Particulars (In Rs. Cr.) FY20 FY21 FY22
Cash Flow from Operating Activities
Profit from Operations 105.00 159.00 259.00
Receivables 29.00 -38.00 -25.00
Inventory 15.00 14.00 -103.00
Payables -17.00 32.00 -1.00
Other Working Capital items 14.00 13.00 14.39
Direct Taxes -12.00 -27.00 -60.54
Net Cash Flow from Operating Activities 134.00 153.00 84.85
Cash Flow from Investing Activities
Fixed Assets Purchased -11.35 -16.35 -35.09
Fixed Assets Sold 0.00 1.08 0.41
Interest Received 1.24 0.78 0.88
Other Investing Items 2.12 -2.98 1.43
Net Cash Flow from Investing Activities -7.99 -17.47 -32.37
Cash Flow from Financing Activities
Proceeds from Borrowings 0.00 0.00 0.40
Repayment of Borrowings -96.69 -126.72 -0.86
Interest Paid -15.60 -7.18 -4.65
Dividends Paid -6.53 0.00 -40.49
Financial Liabilities -4.39 -7.52 -3.73
Net Cash Flow from Financing Activities -123.21 -141.42 -49.33
Net Cash Flow for the Year 2.80 -5.89 3.15
Key Ratios FY20 FY21 FY22
Debt to Equity 0.78 0.45 0.26
Current Ratio 1.37 1.64 2.04
ROCE (%) 11.51 16.73 29.42
ROE (%) 14.14 17.84 27.15
EBITDA Margin (%) 14.09 18.15 22.13
PAT Margin (%) 6.9 10.1 13.75

Top Shareholders of UIL as of 31st December, 2022:

 

Promoters % Holding FII % Holding
Gurdeep  Soni 19.93% Bnp Paribas Arbitrage – Odi 1.25%
The Paramjit Soni 2018 CG-NG Nevada Trust (Through its Trustee Peak Trust Company-Nv) 14.17% The Nomura Trust And Banking Co., Ltd As The Trustee Of Nomura India Stock Mother Fund 1.15%
The Karan Soni 2018 CG-NG Nevada Trust (Through its Trustee Peak Trust Company-Nv) 9.08% Icg Q Limited 1.12%
The Meher Soni 2018 CG-NG Nevada Trust (Through its Trustee Peak Trust Company-Nv) 9.08%
Angad Soni 4.43%

 

Peer Comparison:

 

UIL has no listed peer that operates in the similar business segments in which the company operates.  However we can compare it to the other listed peers which have similar exposure to certain segments or use the similar nature of manufacturing process for their products.

 

Comparison of key parameters indicators for Fiscal 2022 with listed industry peers:

Particulars Uniparts India Ltd. Balkrishna Industries Ltd. Bharat Forge Ltd. Ramkrishna Forgings Ltd.
Revenue from Operations (Rs.) 1,227.42 8,295.12 10,461.08 2,320.25
Net Profit (Rs.) 168.78 1435.38 1081.76 198.03
EBITDA (%) 22.13 29.50 19.75 22.40
Face Value (Rs.) 10 2 2 2
P/E (x) 12.29 33.78 59.96 16.26
EV/EBITDA 0.53 17.91 16.75 7.90
EPS (Rs.) 45.40 60.65 13.76 16.45
ROE (%) 27.15 22.20 15.42 20.20
ROCE (%) 29.42 24.02 11.01 14.46

Outlook:

UIL is well-positioned with a significant market share in the global off-highway market and it is going to be benefitted further with the increasing mechanization in the agriculture, mining and forestry sectors globally.

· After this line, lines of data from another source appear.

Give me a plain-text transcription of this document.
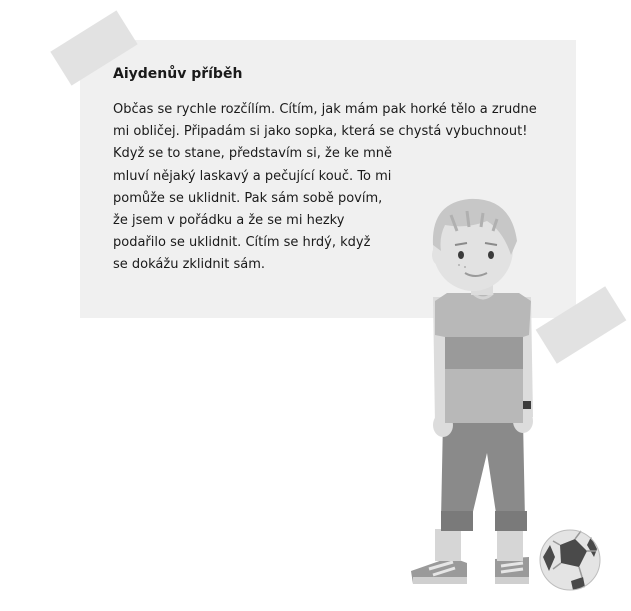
Aiydenův příběh

Občas se rychle rozčílím. Cítím, jak mám pak horké tělo a zrudne
mi obličej. Připadám si jako sopka, která se chystá vybuchnout!
Když se to stane, představím si, že ke mně
mluví nějaký laskavý a pečující kouč. To mi
pomůže se uklidnit. Pak sám sobě povím,
že jsem v pořádku a že se mi hezky
podařilo se uklidnit. Cítím se hrdý, když
se dokážu zklidnit sám.
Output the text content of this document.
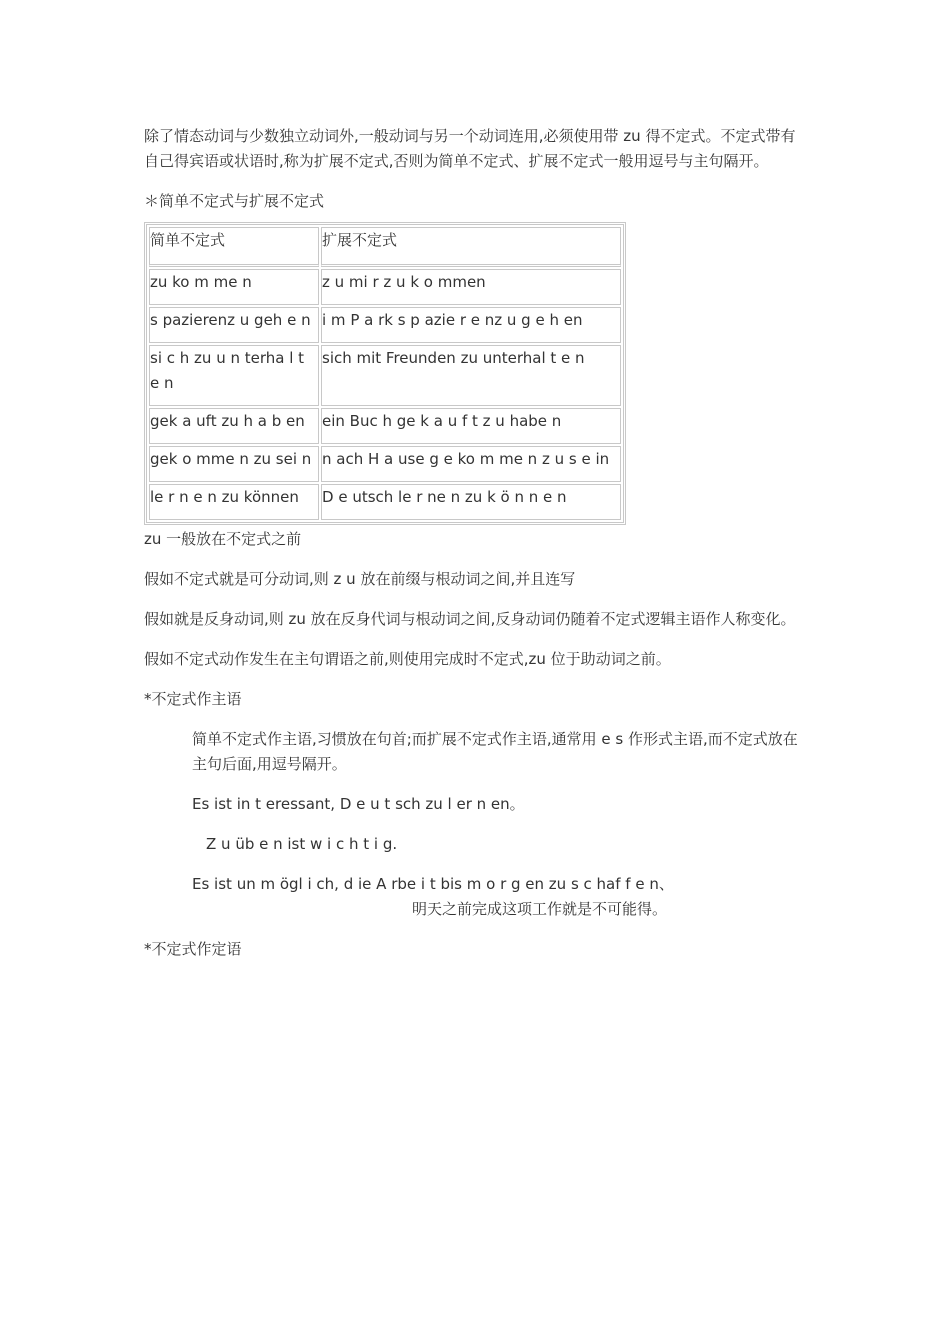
除了情态动词与少数独立动词外,一般动词与另一个动词连用,必须使用带 zu 得不定式。不定式带有自己得宾语或状语时,称为扩展不定式,否则为简单不定式、扩展不定式一般用逗号与主句隔开。

＊简单不定式与扩展不定式

简单不定式	扩展不定式
zu ko m me n	z u mi r z u k o mmen
s pazierenz u geh e n	i m P a rk s p azie r e nz u g e h en
si c h zu u n terha l t e n	sich mit Freunden zu unterhal t e n
gek a uft zu h a b en	ein Buc h ge k a u f t z u habe n
gek o mme n zu sei n	n ach H a use g e ko m me n z u s e in
le r n e n zu können	D e utsch le r ne n zu k ö n n e n

zu 一般放在不定式之前

假如不定式就是可分动词,则 z u 放在前缀与根动词之间,并且连写

假如就是反身动词,则 zu 放在反身代词与根动词之间,反身动词仍随着不定式逻辑主语作人称变化。

假如不定式动作发生在主句谓语之前,则使用完成时不定式,zu 位于助动词之前。

*不定式作主语

简单不定式作主语,习惯放在句首;而扩展不定式作主语,通常用 e s 作形式主语,而不定式放在主句后面,用逗号隔开。

Es ist in t eressant, D e u t sch zu l er n en。

Z u üb e n ist w i c h t i g.

Es ist un m ögl i ch, d ie A rbe i t bis m o r g en zu s c haf f e n、

明天之前完成这项工作就是不可能得。

*不定式作定语
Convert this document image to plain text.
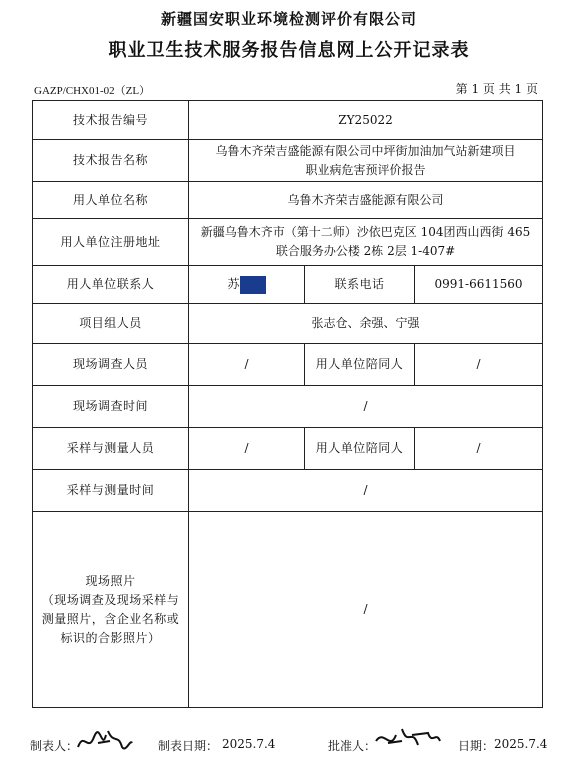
新疆国安职业环境检测评价有限公司
职业卫生技术服务报告信息网上公开记录表
GAZP/CHX01-02（ZL）	第 1 页 共 1 页
技术报告编号	ZY25022		
技术报告名称	乌鲁木齐荣吉盛能源有限公司中坪街加油加气站新建项目职业病危害预评价报告		
用人单位名称	乌鲁木齐荣吉盛能源有限公司		
用人单位注册地址	新疆乌鲁木齐市（第十二师）沙依巴克区 104团西山西街 465 联合服务办公楼 2栋 2层 1-407#		
用人单位联系人	苏	联系电话	0991-6611560
项目组人员	张志仓、余强、宁强		
现场调查人员	/	用人单位陪同人	/
现场调查时间	/		
采样与测量人员	/	用人单位陪同人	/
采样与测量时间	/		

现场照片
（现场调查及现场采样与测量照片，含企业名称或标识的合影照片）	/		
制表人：	制表日期： 2025.7.4	批准人：	日期： 2025.7.4
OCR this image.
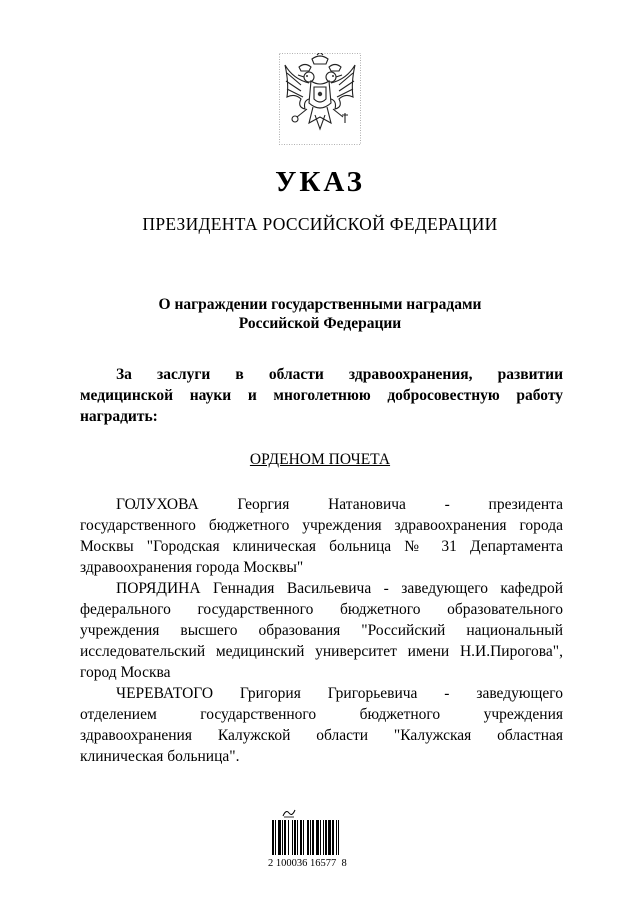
УКАЗ
ПРЕЗИДЕНТА РОССИЙСКОЙ ФЕДЕРАЦИИ
О награждении государственными наградами
Российской Федерации
За заслуги в области здравоохранения, развитии
медицинской науки и многолетнюю добросовестную работу
наградить:
ОРДЕНОМ ПОЧЕТА
ГОЛУХОВА Георгия Натановича - президента
государственного бюджетного учреждения здравоохранения города
Москвы "Городская клиническая больница № 31 Департамента
здравоохранения города Москвы"
ПОРЯДИНА Геннадия Васильевича - заведующего кафедрой
федерального государственного бюджетного образовательного
учреждения высшего образования "Российский национальный
исследовательский медицинский университет имени Н.И.Пирогова",
город Москва
ЧЕРЕВАТОГО Григория Григорьевича - заведующего
отделением государственного бюджетного учреждения
здравоохранения Калужской области "Калужская областная
клиническая больница".
2 100036 16577  8
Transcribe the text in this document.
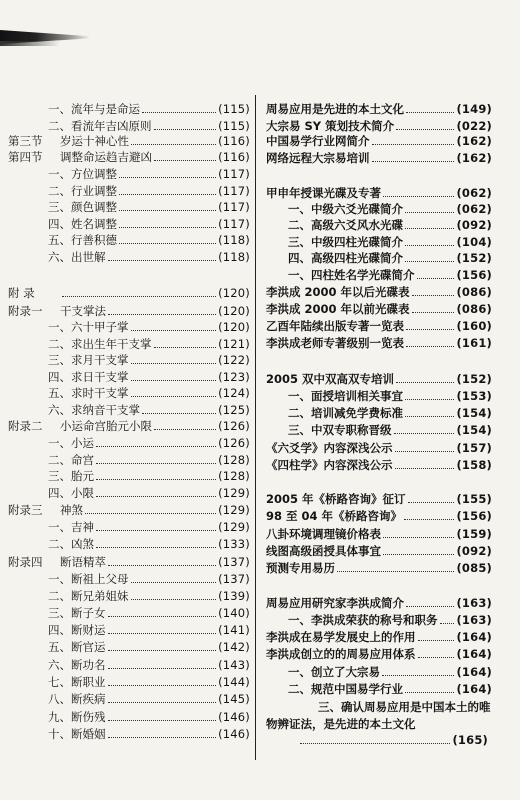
一、 流年与是命运	(115)
二、 看流年吉凶原则	(115)
第三节	岁运十神心性	(116)
第四节	调整命运趋吉避凶	(116)
一、 方位调整	(117)
二、 行业调整	(117)
三、 颜色调整	(117)
四、 姓名调整	(117)
五、 行善积德	(118)
六、 出世解	(118)
附 录	(120)
附录一	干支掌法	(120)
一、 六十甲子掌	(120)
二、 求出生年干支掌	(121)
三、 求月干支掌	(122)
四、 求日干支掌	(123)
五、 求时干支掌	(124)
六、 求纳音干支掌	(125)
附录二	小运命宫胎元小限	(126)
一、 小运	(126)
二、 命宫	(128)
三、 胎元	(128)
四、 小限	(129)
附录三	神煞	(129)
一、 吉神	(129)
二、 凶煞	(133)
附录四	断语精萃	(137)
一、 断祖上父母	(137)
二、 断兄弟姐妹	(139)
三、 断子女	(140)
四、 断财运	(141)
五、 断官运	(142)
六、 断功名	(143)
七、 断职业	(144)
八、 断疾病	(145)
九、 断伤残	(146)
十、 断婚姻	(146)
周易应用是先进的本土文化	(149)
大宗易 SY 策划技术简介	(022)
中国易学行业网简介	(162)
网络远程大宗易培训	(162)
甲申年授课光碟及专著	(062)
一、 中级六爻光碟简介	(062)
二、 高级六爻风水光碟	(092)
三、 中级四柱光碟简介	(104)
四、 高级四柱光碟简介	(152)
一、 四柱姓名学光碟简介	(156)
李洪成 2000 年以后光碟表	(086)
李洪成 2000 年以前光碟表	(086)
乙酉年陆续出版专著一览表	(160)
李洪成老师专著级别一览表	(161)
2005 双中双高双专培训	(152)
一、 面授培训相关事宜	(153)
二、 培训减免学费标准	(154)
三、 中双专职称晋级	(154)
《六爻学》内容深浅公示	(157)
《四柱学》内容深浅公示	(158)
2005 年《桥路咨询》征订	(155)
98 至 04 年《桥路咨询》	(156)
八卦环境调理镜价格表	(159)
线图高级函授具体事宜	(092)
预测专用易历	(085)
周易应用研究家李洪成简介	(163)
一、 李洪成荣获的称号和职务 (163)
李洪成在易学发展史上的作用	(164)
李洪成创立的的周易应用体系	(164)
一、 创立了大宗易	(164)
二、 规范中国易学行业	(164)
三、确认周易应用是中国本土的唯物辨证法，是先进的本土文化
(165)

The strong distribution channel in the OEM and aftermarket segments will help the company to increase its customer base. Also company’s continuous focus on the new products and geographies along with leveraging its global business model will help it to maintain long term relationship with its clients. The operating environment in which the company is working shows signs of recovery be it Off-Highway vehicle industry growth or ease in global supply chain issues or cooling off in the commodity prices. The company has delivered strong financial performance over the years with Revenue CAGR of ~11% and PAT CAGR of 38.6% from FY20-FY22. It has delivered the EPS of Rs.36.07 for the nine months of FY23, and we expect it to exit the FY23 at eEPS of Rs.48.09. Hence, we recommend to buy the UIL at the current price of Rs.531 for the target price of Rs.670.